The student intern will assist with aspects of the field survey and efficacy trials. Activities associated with this internship include flagging, dragging, and other tick sampling and collecting methods; collection of environmental and other data; and development of public outreach strategies. Activities will be conducted across Suffolk County surveillance plot sites. The student will work closely with Moses Cucura, Tick Entomologist with SC DPW Division of Vector Control, and prior to initiating field activities will receive training on tick-borne diseases, personal safety around ticks, and handling of specimens. In addition, work may include assistance with seasonal pathogen surveillance activities with partners at the Suffolk County Department of Health.

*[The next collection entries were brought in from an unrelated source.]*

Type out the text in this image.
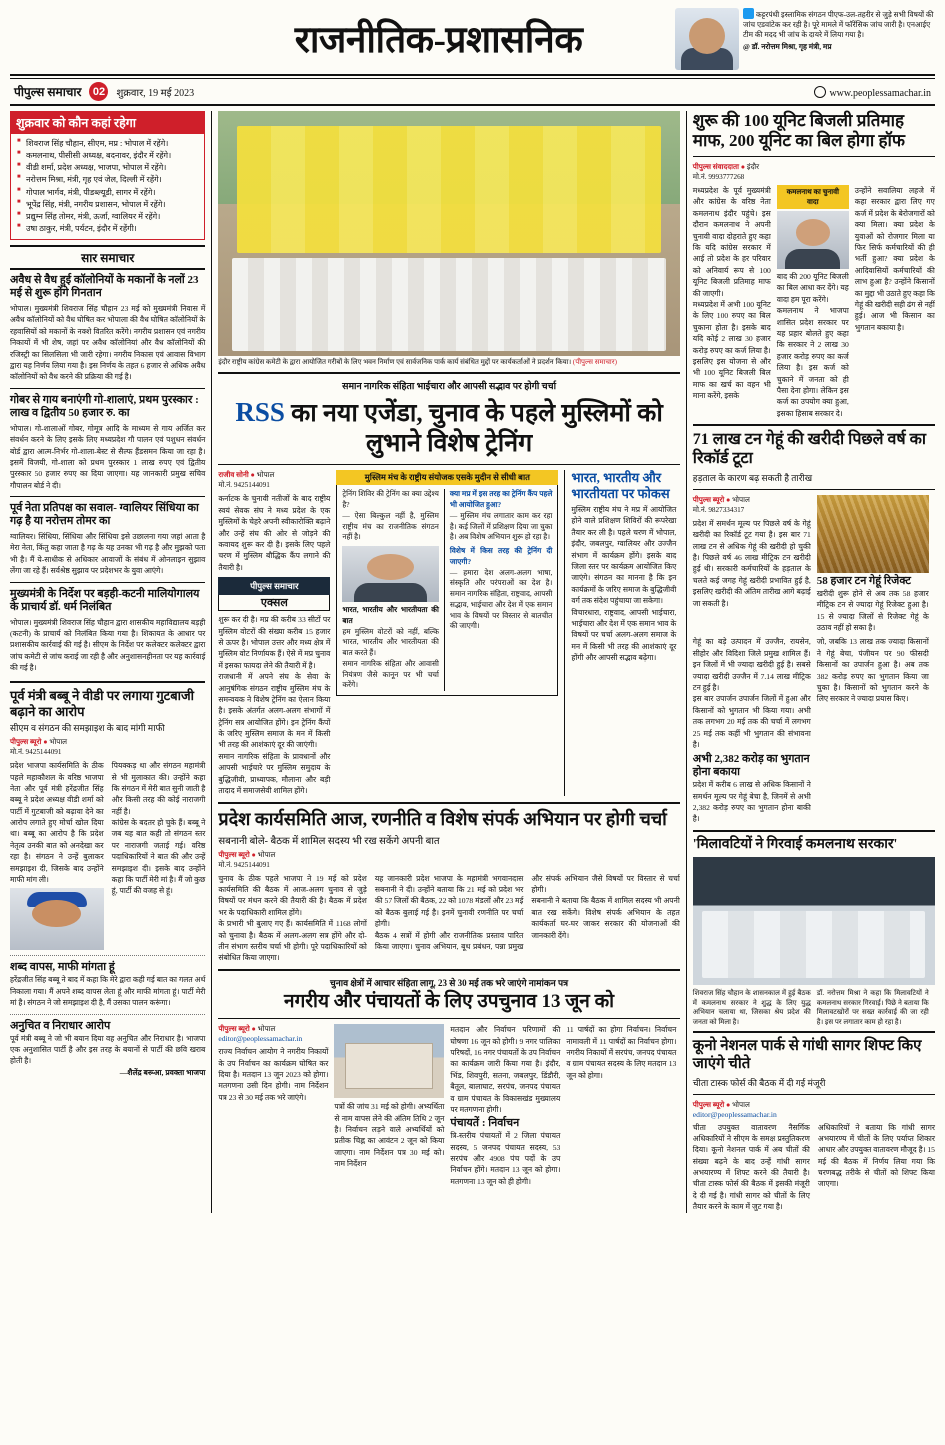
राजनीतिक-प्रशासनिक
कट्टरपंथी इस्लामिक संगठन पीएफ-उल-तहरीर से जुड़े सभी विषयों की जांच एडवांटेक कर रही है। पूरे मामले में फॉरेंसिक जांच जारी है। एनआईए टीम की मदद भी जांच के दायरे में लिया गया है।
@ डॉ. नरोत्तम मिश्रा, गृह मंत्री, मप्र
पीपुल्स समाचार	02	शुक्रवार, 19 मई 2023	www.peoplessamachar.in
शुक्रवार को कौन कहां रहेगा
■ शिवराज सिंह चौहान, सीएम, मप्र : भोपाल में रहेंगे।
■ कमलनाथ, पीसीसी अध्यक्ष, बदनावर, इंदौर में रहेंगे।
■ वीडी शर्मा, प्रदेश अध्यक्ष, भाजपा, भोपाल में रहेंगे।
■ नरोत्तम मिश्रा, मंत्री, गृह एवं जेल, दिल्ली में रहेंगे।
■ गोपाल भार्गव, मंत्री, पीडब्ल्यूडी, सागर में रहेंगे।
■ भूपेंद्र सिंह, मंत्री, नगरीय प्रशासन, भोपाल में रहेंगे।
■ प्रद्युम्न सिंह तोमर, मंत्री, ऊर्जा, ग्वालियर में रहेंगे।
■ उषा ठाकुर, मंत्री, पर्यटन, इंदौर में रहेंगी।
सार समाचार
अवैध से वैध हुई कॉलोनियों के मकानों के नलों 23 मई से शुरू होंगे गिनतान
भोपाल। मुख्यमंत्री शिवराज सिंह चौहान 23 मई को मुख्यमंत्री निवास में अवैध कॉलोनियों को वैध घोषित कर भोपाला की वैध घोषित कॉलोनियों के रहवासियों को मकानों के नक्शे वितरित करेंगे। नगरीय प्रशासन एवं नगरीय निकायों में भी शेष, जहां पर अवैध कॉलोनियां और वैध कॉलोनियों की रजिस्ट्री का सिलसिला भी जारी रहेगा। नगरीय निकास एवं आवास विभाग द्वारा यह निर्णय लिया गया है। इस निर्णय के तहत 6 हजार से अधिक अवैध कॉलोनियों को वैध करने की प्रक्रिया की गई है।
गोबर से गाय बनाएंगी गो-शालाएं, प्रथम पुरस्कार : लाख व द्वितीय 50 हजार रु. का
भोपाल। गो-शालाओं गोबर, गोमूत्र आदि के माध्यम से गाय अर्जित कर संवर्धन करने के लिए इसके लिए मध्यप्रदेश गौ पालन एवं पशुधन संवर्धन बोर्ड द्वारा आत्म-निर्भर गो-शाला-बेस्ट से सैल्फ हैंडसमन किया जा रहा है। इसमें विजयी, गो-शाला को प्रथम पुरस्कार 1 लाख रुपए एवं द्वितीय पुरस्कार 50 हजार रुपए का दिया जाएगा। यह जानकारी प्रमुख सचिव गौपालन बोर्ड ने दी।
पूर्व नेता प्रतिपक्ष का सवाल- ग्वालियर सिंधिया का गढ़ है या नरोत्तम तोमर का
ग्वालियर। सिंधिया, सिंधिया और सिंधिया इसे उछालना गया जहां आता है मेरा नेता, किंतु कहा जाता है गढ़ के यह उनका भी गढ़ है और मुझको पता भी है। मैं ये-साधीक से अधिकार आवाजों के संबंध में ओनलाइन सुझाव लेंगा जा रहे हैं। सर्वश्रेष्ठ सुझाव पर प्रदेशभर के युवा आएंगे।
मुख्यमंत्री के निर्देश पर बड़ही-कटनी मालियोगालय के प्राचार्य डॉ. धर्म निलंबित
भोपाल। मुख्यमंत्री शिवराज सिंह चौहान द्वारा शासकीय महाविद्यालय बड़ही (कटनी) के प्राचार्य को निलंबित किया गया है। शिकायत के आधार पर प्रशासकीय कार्रवाई की गई है। सीएम के निर्देश पर कलेक्टर कलेक्टर द्वारा जांच कमेटी से जांच कराई जा रही है और अनुशासनहीनता पर यह कार्रवाई की गई है।
पूर्व मंत्री बब्बू ने वीडी पर लगाया गुटबाजी बढ़ाने का आरोप
सीएम व संगठन की समझाइश के बाद मांगी माफी
पीपुल्स ब्यूरो ● भोपाल
मो.नं. 9425144091
प्रदेश भाजपा कार्यसमिति के ठीक पहले महाकौशल के वरिष्ठ भाजपा नेता और पूर्व मंत्री हरेंद्रजीत सिंह बब्बू ने प्रदेश अध्यक्ष वीडी शर्मा को पार्टी में गुटबाजी को बढ़ावा देने का आरोप लगाते हुए मोर्चा खोल दिया था। बब्बू का आरोप है कि प्रदेश नेतृत्व उनकी बात को अनदेखा कर रहा है। संगठन ने उन्हें बुलाकर समझाइश दी, जिसके बाद उन्होंने माफी मांग ली।
पियक्कड़ था और संगठन महामंत्री से भी मुलाकात की। उन्होंने कहा कि संगठन में मेरी बात सुनी जाती है और किसी तरह की कोई नाराजगी नहीं है।
कांग्रेस के बदतर हो चुके हैं। बब्बू ने जब यह बात कही तो संगठन स्तर पर नाराजगी जताई गई। वरिष्ठ पदाधिकारियों ने बात की और उन्हें समझाइश दी। इसके बाद उन्होंने कहा कि पार्टी मेरी मां है। मैं जो कुछ हूं, पार्टी की वजह से हूं।
शब्द वापस, माफी मांगता हूं
हरेंद्रजीत सिंह बब्बू ने बाद में कहा कि मेरे द्वारा कही गई बात का गलत अर्थ निकाला गया। मैं अपने शब्द वापस लेता हूं और माफी मांगता हूं। पार्टी मेरी मां है। संगठन ने जो समझाइश दी है, मैं उसका पालन करूंगा।
अनुचित व निराधार आरोप
पूर्व मंत्री बब्बू ने जो भी बयान दिया वह अनुचित और निराधार है। भाजपा एक अनुशासित पार्टी है और इस तरह के बयानों से पार्टी की छवि खराब होती है।
—शैलेंद्र बरूआ, प्रवक्ता भाजपा
इंदौर राष्ट्रीय कांग्रेस कमेटी के द्वारा आयोजित गरीबों के लिए भवन निर्माण एवं सार्वजनिक पार्क कार्य संबंधित मुद्दों पर कार्यकर्ताओं ने प्रदर्शन किया। (पीपुल्स समाचार)
समान नागरिक संहिता भाईचारा और आपसी सद्भाव पर होगी चर्चा
RSS का नया एजेंडा, चुनाव के पहले मुस्लिमों को लुभाने विशेष ट्रेनिंग
राजीव सोनी ● भोपाल
मो.नं. 9425144091
कर्नाटक के चुनावी नतीजों के बाद राष्ट्रीय स्वयं सेवक संघ ने मध्य प्रदेश के एक मुस्लिमों के चेहरे अपनी स्वीकारोक्ति बढ़ाने और उन्हें संघ की ओर से जोड़ने की कवायद शुरू कर दी है। इसके लिए पहले चरण में मुस्लिम बौद्धिक कैंप लगाने की तैयारी है।
पीपुल्स समाचार
एक्सल
शुरू कर दी है। मप्र की करीब 33 सीटों पर मुस्लिम वोटरों की संख्या करीब 15 हजार से ऊपर है। भोपाल उत्तर और मध्य क्षेत्र में मुस्लिम वोट निर्णायक हैं। ऐसे में मप्र चुनाव में इसका फायदा लेने की तैयारी में है।
राजधानी में अपने संघ के सेवा के आनुषंगिक संगठन राष्ट्रीय मुस्लिम मंच के समन्वयक ने विशेष ट्रेनिंग का ऐलान किया है। इसके अंतर्गत अलग-अलग संभागों में ट्रेनिंग सत्र आयोजित होंगे। इन ट्रेनिंग कैंपों के जरिए मुस्लिम समाज के मन में किसी भी तरह की आशंकाएं दूर की जाएंगी।
समान नागरिक संहिता के प्रावधानों और आपसी भाईचारे पर मुस्लिम समुदाय के बुद्धिजीवी, प्राध्यापक, मौलाना और बड़ी तादाद में समाजसेवी शामिल होंगे।
मुस्लिम मंच के राष्ट्रीय संयोजक एसके मुदीन से सीधी बात
ट्रेनिंग शिविर की ट्रेनिंग का क्या उद्देश्य है?
— ऐसा बिल्कुल नहीं है, मुस्लिम राष्ट्रीय मंच का राजनीतिक संगठन नहीं है।
भारत, भारतीय और भारतीयता की बात
हम मुस्लिम वोटरों को नहीं, बल्कि भारत, भारतीय और भारतीयता की बात करते हैं।
समान नागरिक संहिता और आवासी नियंत्रण जैसे कानून पर भी चर्चा करेंगे।
क्या मप्र में इस तरह का ट्रेनिंग कैंप पहले भी आयोजित हुआ?
— मुस्लिम मंच लगातार काम कर रहा है। कई जिलों में प्रशिक्षण दिया जा चुका है। अब विशेष अभियान शुरू हो रहा है।
विशेष में किस तरह की ट्रेनिंग दी जाएगी?
— हमारा देश अलग-अलग भाषा, संस्कृति और परंपराओं का देश है। समान नागरिक संहिता, राष्ट्रवाद, आपसी सद्भाव, भाईचारा और देश में एक समान भाव के विषयों पर विस्तार से बातचीत की जाएगी।
भारत, भारतीय और भारतीयता पर फोकस
मुस्लिम राष्ट्रीय मंच ने मप्र में आयोजित होने वाले प्रशिक्षण शिविरों की रूपरेखा तैयार कर ली है। पहले चरण में भोपाल, इंदौर, जबलपुर, ग्वालियर और उज्जैन संभाग में कार्यक्रम होंगे। इसके बाद जिला स्तर पर कार्यक्रम आयोजित किए जाएंगे। संगठन का मानना है कि इन कार्यक्रमों के जरिए समाज के बुद्धिजीवी वर्ग तक संदेश पहुंचाया जा सकेगा।
विचारधारा, राष्ट्रवाद, आपसी भाईचारा, भाईचारा और देश में एक समान भाव के विषयों पर चर्चा अलग-अलग समाज के मन में किसी भी तरह की आशंकाएं दूर होंगी और आपसी सद्भाव बढ़ेगा।
प्रदेश कार्यसमिति आज, रणनीति व विशेष संपर्क अभियान पर होगी चर्चा
सबनानी बोले- बैठक में शामिल सदस्य भी रख सकेंगे अपनी बात
पीपुल्स ब्यूरो ● भोपाल
मो.नं. 9425144091
चुनाव के ठीक पहले भाजपा ने 19 मई को प्रदेश कार्यसमिति की बैठक में आज-अलग चुनाव से जुड़े विषयों पर मंथन करने की तैयारी की है। बैठक में प्रदेश भर के पदाधिकारी शामिल होंगे।
के प्रभारी भी बुलाए गए हैं। कार्यसमिति में 1168 लोगों को चुनावा है। बैठक में अलग-अलग सत्र होंगे और दो-तीन संभाग स्तरीय चर्चा भी होगी। पूरे पदाधिकारियों को संबोधित किया जाएगा।
यह जानकारी प्रदेश भाजपा के महामंत्री भगवानदास सबनानी ने दी। उन्होंने बताया कि 21 मई को प्रदेश भर की 57 जिलों की बैठक, 22 को 1078 मंडलों और 23 मई को बैठक बुलाई गई है। इनमें चुनावी रणनीति पर चर्चा होगी।
बैठक 4 सत्रों में होगी और राजनीतिक प्रस्ताव पारित किया जाएगा। चुनाव अभियान, बूथ प्रबंधन, पन्ना प्रमुख और संपर्क अभियान जैसे विषयों पर विस्तार से चर्चा होगी।
सबनानी ने बताया कि बैठक में शामिल सदस्य भी अपनी बात रख सकेंगे। विशेष संपर्क अभियान के तहत कार्यकर्ता घर-घर जाकर सरकार की योजनाओं की जानकारी देंगे।
चुनाव क्षेत्रों में आचार संहिता लागू, 23 से 30 मई तक भरे जाएंगे नामांकन पत्र
नगरीय और पंचायतों के लिए उपचुनाव 13 जून को
पीपुल्स ब्यूरो ● भोपाल
editor@peoplessamachar.in
राज्य निर्वाचन आयोग ने नगरीय निकायों के उप निर्वाचन का कार्यक्रम घोषित कर दिया है। मतदान 13 जून 2023 को होगा। मतगणना उसी दिन होगी। नाम निर्देशन पत्र 23 से 30 मई तक भरे जाएंगे।
पत्रों की जांच 31 मई को होगी। अभ्यर्थिता से नाम वापस लेने की अंतिम तिथि 2 जून है। निर्वाचन लड़ने वाले अभ्यर्थियों को प्रतीक चिह्न का आवंटन 2 जून को किया जाएगा। नाम निर्देशन पत्र 30 मई को। नाम निर्देशन
मतदान और निर्वाचन परिणामों की घोषणा 16 जून को होगी। 9 नगर पालिका परिषदों, 16 नगर पंचायतों के उप निर्वाचन का कार्यक्रम जारी किया गया है। इंदौर, भिंड, शिवपुरी, सतना, जबलपुर, डिंडौरी, बैतूल, बालाघाट, सरपंच, जनपद पंचायत व ग्राम पंचायत के विकासखंड मुख्यालय पर मतगणना होगी।
पंचायतें : निर्वाचन
त्रि-स्तरीय पंचायतों में 2 जिला पंचायत सदस्य, 5 जनपद पंचायत सदस्य, 53 सरपंच और 4908 पंच पदों के उप निर्वाचन होंगे। मतदान 13 जून को होगा। मतगणना 13 जून को ही होगी।
11 पार्षदों का होगा निर्वाचन। निर्वाचन नामावली में 11 पार्षदों का निर्वाचन होगा। नगरीय निकायों में सरपंच, जनपद पंचायत व ग्राम पंचायत सदस्य के लिए मतदान 13 जून को होगा।
शुरू की 100 यूनिट बिजली प्रतिमाह माफ, 200 यूनिट का बिल होगा हॉफ
पीपुल्स संवाददाता ● इंदौर
मो.नं. 9993777268
मध्यप्रदेश के पूर्व मुख्यमंत्री और कांग्रेस के वरिष्ठ नेता कमलनाथ इंदौर पहुंचे। इस दौरान कमलनाथ ने अपनी चुनावी वादा दोहराते हुए कहा कि यदि कांग्रेस सरकार में आई तो प्रदेश के हर परिवार को अनिवार्य रूप से 100 यूनिट बिजली प्रतिमाह माफ की जाएगी।
मध्यप्रदेश में अभी 100 यूनिट के लिए 100 रुपए का बिल चुकाना होता है। इसके बाद यदि कोई 2 लाख 30 हजार करोड़ रुपए का कर्ज लिया है। इसलिए इस योजना से और भी 100 यूनिट बिजली बिल माफ का खर्च का वहन भी माना करेंगे, इसके
कमलनाथ का चुनावी वादा
बाद की 200 यूनिट बिजली का बिल आधा कर देंगे। यह वादा हम पूरा करेंगे।
कमलनाथ ने भाजपा शासित प्रदेश सरकार पर यह प्रहार बोलते हुए कहा कि सरकार ने 2 लाख 30 हजार करोड़ रुपए का कर्ज लिया है। इस कर्ज को चुकाने में जनता को ही पैसा देना होगा। लेकिन इस कर्ज का उपयोग क्या हुआ, इसका हिसाब सरकार दे।
उन्होंने सवालिया लहजे में कहा सरकार द्वारा लिए गए कर्ज में प्रदेश के बेरोजगारों को क्या मिला। क्या प्रदेश के युवाओं को रोजगार मिला या फिर सिर्फ कर्मचारियों की ही भर्ती हुआ? क्या प्रदेश के आदिवासियों कर्मचारियों की लाभ हुआ है? उन्होंने किसानों का मुद्दा भी उठाते हुए कहा कि गेहूं की खरीदी सही ढंग से नहीं हुई। आज भी किसान का भुगतान बकाया है।
71 लाख टन गेहूं की खरीदी पिछले वर्ष का रिकॉर्ड टूटा
हड़ताल के कारण बढ़ सकती है तारीख
पीपुल्स ब्यूरो ● भोपाल
मो.नं. 9827334317
प्रदेश में समर्थन मूल्य पर पिछले वर्ष के गेहूं खरीदी का रिकॉर्ड टूट गया है। इस बार 71 लाख टन से अधिक गेहूं की खरीदी हो चुकी है। पिछले वर्ष 46 लाख मीट्रिक टन खरीदी हुई थी। सरकारी कर्मचारियों के हड़ताल के चलते कई जगह गेहूं खरीदी प्रभावित हुई है, इसलिए खरीदी की अंतिम तारीख आगे बढ़ाई जा सकती है।
58 हजार टन गेहूं रिजेक्ट
खरीदी शुरू होने से अब तक 58 हजार मीट्रिक टन से ज्यादा गेहूं रिजेक्ट हुआ है। 15 से ज्यादा जिलों से रिजेक्ट गेहूं के उठाव नहीं हो सका है।
गेहूं का बड़े उत्पादन में उज्जैन, रायसेन, सीहोर और विदिशा जिले प्रमुख शामिल हैं। इन जिलों में भी ज्यादा खरीदी हुई है। सबसे ज्यादा खरीदी उज्जैन में 7.14 लाख मीट्रिक टन हुई है।
इस बार उपार्जन उपार्जन जिलों में हुआ और किसानों को भुगतान भी किया गया। अभी तक लगभग 20 मई तक की चर्चा में लगभग 25 मई तक कहीं भी भुगतान की संभावना है।
अभी 2,382 करोड़ का भुगतान होना बकाया
प्रदेश में करीब 6 लाख से अधिक किसानों ने समर्थन मूल्य पर गेहूं बेचा है, जिनमें से अभी 2,382 करोड़ रुपए का भुगतान होना बाकी है।
जो, जबकि 13 लाख तक ज्यादा किसानों ने गेहूं बेचा, पंजीयन पर 90 फीसदी किसानों का उपार्जन हुआ है। अब तक 382 करोड़ रुपए का भुगतान किया जा चुका है। किसानों को भुगतान करने के लिए सरकार ने ज्यादा प्रयास किए।
'मिलावटियों ने गिरवाई कमलनाथ सरकार'
शिवराज सिंह चौहान के शासनकाल में हुई बैठक में कमलनाथ सरकार ने शुद्ध के लिए युद्ध अभियान चलाया था, जिसका श्रेय प्रदेश की जनता को मिला है।
डॉ. नरोत्तम मिश्रा ने कहा कि मिलावटियों ने कमलनाथ सरकार गिरवाई। पिछे ने बताया कि मिलावटखोरों पर सख्त कार्रवाई की जा रही है। इस पर लगातार काम हो रहा है।
कूनो नेशनल पार्क से गांधी सागर शिफ्ट किए जाएंगे चीते
चीता टास्क फोर्स की बैठक में दी गई मंजूरी
पीपुल्स ब्यूरो ● भोपाल
editor@peoplessamachar.in
चीता उपयुक्त वातावरण नैसर्गिक अधिकारियों ने सीएम के समक्ष प्रस्तुतिकरण दिया। कूनो नेशनल पार्क में अब चीतों की संख्या बढ़ने के बाद उन्हें गांधी सागर अभयारण्य में शिफ्ट करने की तैयारी है। चीता टास्क फोर्स की बैठक में इसकी मंजूरी दे दी गई है। गांधी सागर को चीतों के लिए तैयार करने के काम में जुट गया है।
अधिकारियों ने बताया कि गांधी सागर अभयारण्य में चीतों के लिए पर्याप्त शिकार आधार और उपयुक्त वातावरण मौजूद है। 15 मई की बैठक में निर्णय लिया गया कि चरणबद्ध तरीके से चीतों को शिफ्ट किया जाएगा।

Qualifications and Previous Coursework

No prior coursework is necessary, although knowledge of field biology and entomology is desirable. The successful candidate will need to meet travel requirements of the internship and able to observe basic personal safety protections handling ticks and in environments where ticks are common and sometimes abundant.

Benefits and Skills

The student intern will gain hands-on field experience with a real-world public health entomology program, including vector management and surveillance activities in the field and field research with direct mentorship from public health entomologists and Cornell Extension educators. At the end of this internship period, the intern will be able to identify regional tick species, describe pathogens carried by these ticks relevant to human and animal health, safely handle and work around ticks, and learn how to conduct and interpret efficacy trials. In addition, the intern will learn key components of a public health surveillance program and how to translate data and information to public outreach materials and management plans.